Os dois se abraçaram carinhosamente, mas foram interrompidos pela chegada de um visitante. Renesme deu um grande sorriso ao ver o homem alto, loiro e de brilhantes olhos azuis em sua frente.

— Henry!

— Ness!

Ela correu para ele e o abraçou com tanta força que quase o derrubou. Henry a abraçou de volta e sorriu. Ele tinha esquecido como Renesme era calorosa em suas recepções.

— Que bom que você veio!

— Eu não podia perder o aniversário do vovô, podia? – Henry se dirigiu ao avô e lhe fez uma pequena reverência, esquecendo por um momento que não precisava ser tão formal em momentos íntimos como aquele. — Aliais, vô, feliz aniversário! Tudo de melhor em sua vida sempre!

— Obrigado, filho. Estou muito feliz em vê-lo aqui.

Carlisle vendo tanta vitalidade estampada em seus dois netos mais velhos, sentiu a mesma agonia que vinha sentindo desde cedo. A velha noção que podia estar ficando ultrapassado lhe abatia, inconvenientemente, demais hoje.

— Bom... Vejo que vocês dois precisam matar a saudade um do outro e não precisam do seu velho avô aqui com vocês. Nos vemos mais tarde.

Carlisle seguiu para a escada e Henry olhou para Renesme com um olhar questionador. Em toda sua vida, não tinha a lembrança de ver o avô assim tão pra baixo.

— Crise de aniversário. – Renesme o respondeu. — Ele não está muito conformado por estar chegando próximo aos noventa.

— Bobagem! O vovô está interasso! Você vai ver, é só darmos a ele aquele velho uísque que ele gosta e logo mudará de ideia.

Renesme revirou os olhos e Henry sorriu. Ele sempre tinha as soluções mais simples. Ela adorava essa maneira tão prática que ele encarava cada detalhe da vida.

— É bom te ver, Ness.

— Eu senti sua falta, sabia? – Renesme declarou dando um pequeno soco no ombro do primo. — Você parece que quer ficar longe da gente. Nem preciso dizer como a tia Rosalie fica toda vez que você inventa uma viagem diferente.

— Não é isso. Vocês todos sabem que eu tenho um espírito livre.

— Mas está bom de fixá-lo um pouco mais aqui, hoje, principalmente. Ainda quero apostar umas corridas a cavalo com o meu primo preferido.

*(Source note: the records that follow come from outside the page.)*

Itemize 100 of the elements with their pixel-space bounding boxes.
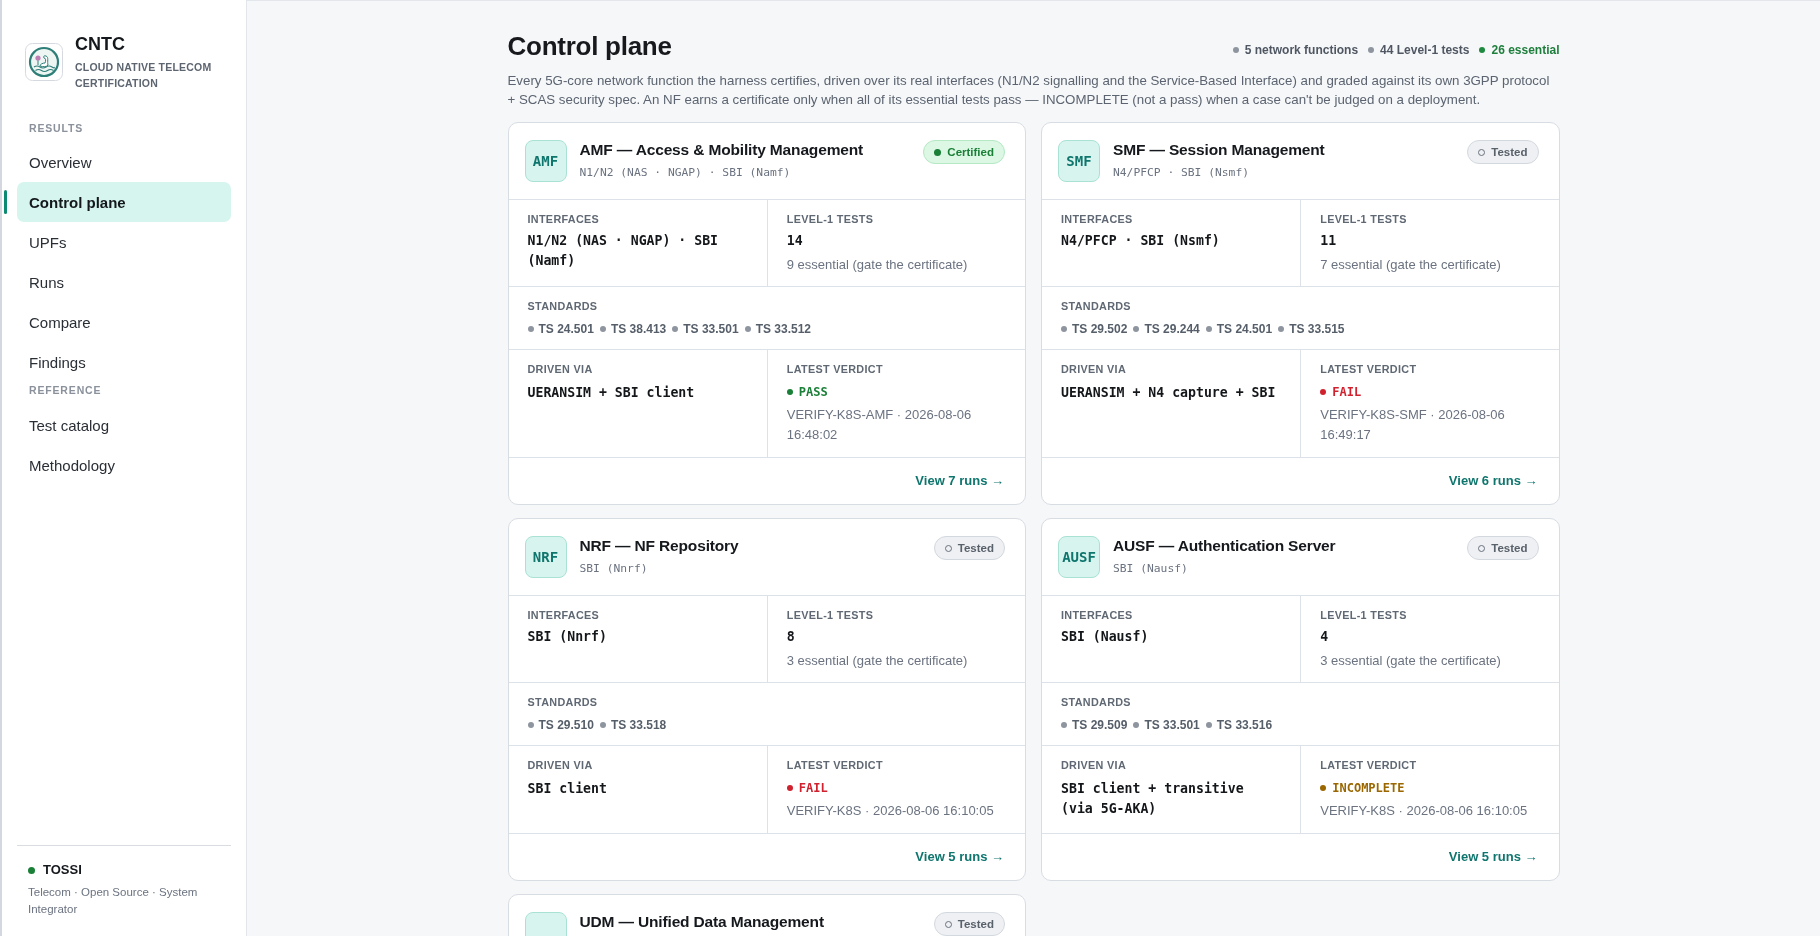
bullet-dot-icon: [527, 326, 534, 332]
field-label: LEVEL-1 TESTS: [786, 212, 875, 226]
nf-interfaces-subtitle: SBI (Nausf): [1113, 561, 1189, 577]
badge-label: Tested: [957, 918, 994, 930]
summary-stat: 26 essential: [1491, 43, 1560, 57]
nav-item[interactable]: Runs: [17, 262, 231, 302]
nf-title: UDM — Unified Data Management: [579, 913, 825, 931]
verdict-detail: VERIFY-K8S · 2026-08-06 16:10:05: [1320, 802, 1529, 820]
bullet-dot-icon: [1278, 326, 1285, 332]
standard-label: TS 33.516: [1216, 717, 1273, 733]
test-count: 8: [786, 628, 796, 646]
interfaces-value: SBI (Nnrf): [527, 628, 608, 646]
standard-label: TS 24.501: [538, 321, 594, 337]
bullet-dot-icon: [1133, 722, 1140, 728]
field-label: LATEST VERDICT: [786, 362, 884, 376]
badge-label: Tested: [957, 542, 994, 554]
field-label: INTERFACES: [527, 608, 601, 622]
bullet-dot-icon: [1479, 47, 1486, 53]
field-label: STANDARDS: [527, 695, 599, 709]
standard-label: TS 33.501: [1144, 717, 1200, 733]
driven-via-value: SBI client: [527, 780, 608, 798]
test-count: 11: [1320, 232, 1338, 250]
field-label: LEVEL-1 TESTS: [1320, 212, 1408, 226]
driven-via-value: SBI client + transitive (via 5G-AKA): [1061, 780, 1245, 818]
standard-label: TS 33.501: [683, 321, 739, 337]
bullet-dot-icon: [1205, 722, 1212, 728]
bullet-dot-icon: [1232, 47, 1239, 53]
field-label: INTERFACES: [527, 212, 601, 226]
nf-interfaces-subtitle: N4/PFCP · SBI (Nsmf): [1113, 165, 1251, 181]
driven-via-value: UERANSIM + SBI client: [527, 384, 696, 402]
field-label: STANDARDS: [1061, 695, 1132, 709]
field-label: STANDARDS: [1061, 299, 1132, 313]
essential-note: 9 essential (gate the certificate): [786, 256, 969, 274]
essential-note: 3 essential (gate the certificate): [786, 652, 969, 670]
nf-title: AMF — Access & Mobility Management: [579, 141, 865, 159]
standard-label: TS 29.509: [1072, 717, 1128, 733]
essential-note: 3 essential (gate the certificate): [1320, 652, 1502, 670]
field-label: LEVEL-1 TESTS: [1320, 608, 1408, 622]
field-label: DRIVEN VIA: [527, 758, 594, 772]
bullet-dot-icon: [672, 326, 679, 332]
verdict-detail: VERIFY-K8S-SMF · 2026-08-06 16:49:17: [1320, 406, 1506, 444]
standard-label: TS 33.515: [1289, 321, 1345, 337]
nav-item[interactable]: Methodology: [17, 445, 231, 485]
standard-label: TS 24.501: [1216, 321, 1273, 337]
bullet-dot-icon: [1061, 326, 1067, 332]
nf-interfaces-subtitle: SBI (Nnrf): [579, 561, 649, 577]
verdict-label: FAIL: [798, 780, 828, 797]
driven-via-value: UERANSIM + N4 capture + SBI: [1061, 384, 1277, 402]
section-heading: RESULTS: [28, 122, 85, 134]
test-count: 4: [1320, 628, 1330, 646]
standard-label: TS 33.512: [755, 321, 811, 337]
nav-item[interactable]: Test catalog: [17, 405, 231, 445]
nf-interfaces-subtitle: N1/N2 (NAS · NGAP) · SBI (Namf): [579, 165, 792, 181]
page-title: Control plane: [507, 31, 672, 61]
badge-label: Tested: [1491, 146, 1528, 158]
verdict-detail: VERIFY-K8S-AMF · 2026-08-06 16:48:02: [786, 406, 973, 444]
summary-stat: 5 network functions: [1244, 43, 1359, 57]
nf-abbreviation-tile: SMF: [1058, 140, 1100, 182]
verdict-detail: VERIFY-K8S · 2026-08-06 16:10:05: [786, 802, 995, 820]
summary-stat: 44 Level-1 tests: [1380, 43, 1470, 57]
nav-item[interactable]: UPFs: [17, 222, 231, 262]
nav-item[interactable]: Findings: [17, 342, 231, 382]
bullet-dot-icon: [599, 326, 606, 332]
status-dot-icon: [786, 785, 793, 791]
nav-item[interactable]: Compare: [17, 302, 231, 342]
view-runs-link[interactable]: View 5 runs →: [915, 848, 1004, 866]
standard-label: TS 29.510: [538, 717, 594, 733]
verdict-label: INCOMPLETE: [1332, 780, 1405, 797]
interfaces-value: N4/PFCP · SBI (Nsmf): [1061, 232, 1221, 250]
page-description: Every 5G-core network function the harness certifies, driven over its real interfaces (N1/N2 signalling and the Service-Based Interface) and graded against its own 3GPP protocol + SCAS security spec. An NF earns a certificate only when all of its essential tests pass — INCOMPLETE (not a pass) when a case can't be judged on a deployment.: [507, 72, 1551, 109]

Henry sorriu e fez um sinal para que ela falasse mais baixo.

— Silêncio! Os outros podem ouvir!

Renesme riu. Era incrível como a presença de Henry mudava o seu humor e áurea exterior. Estar ao lado dele era para ela como estar sempre em casa e em paz com tudo a sua volta. Desde o princípio, Henry, o filho mais velho do seu tio Emmett, sempre fora para ela como um irmão. Isso muito antes de Antony nascer. Os dois se conectavam de um jeito incrível! Eles se entendiam entre si e sabiam que sempre podiam contar um com o outro em qualquer situação. Ninguém nunca conseguiu compreendê-la tão bem quanto sua mãe e ele. Isso fez com que o relacionamento dos dois sempre florescesse mesmo diante da distancia e das diferenças de personalidade.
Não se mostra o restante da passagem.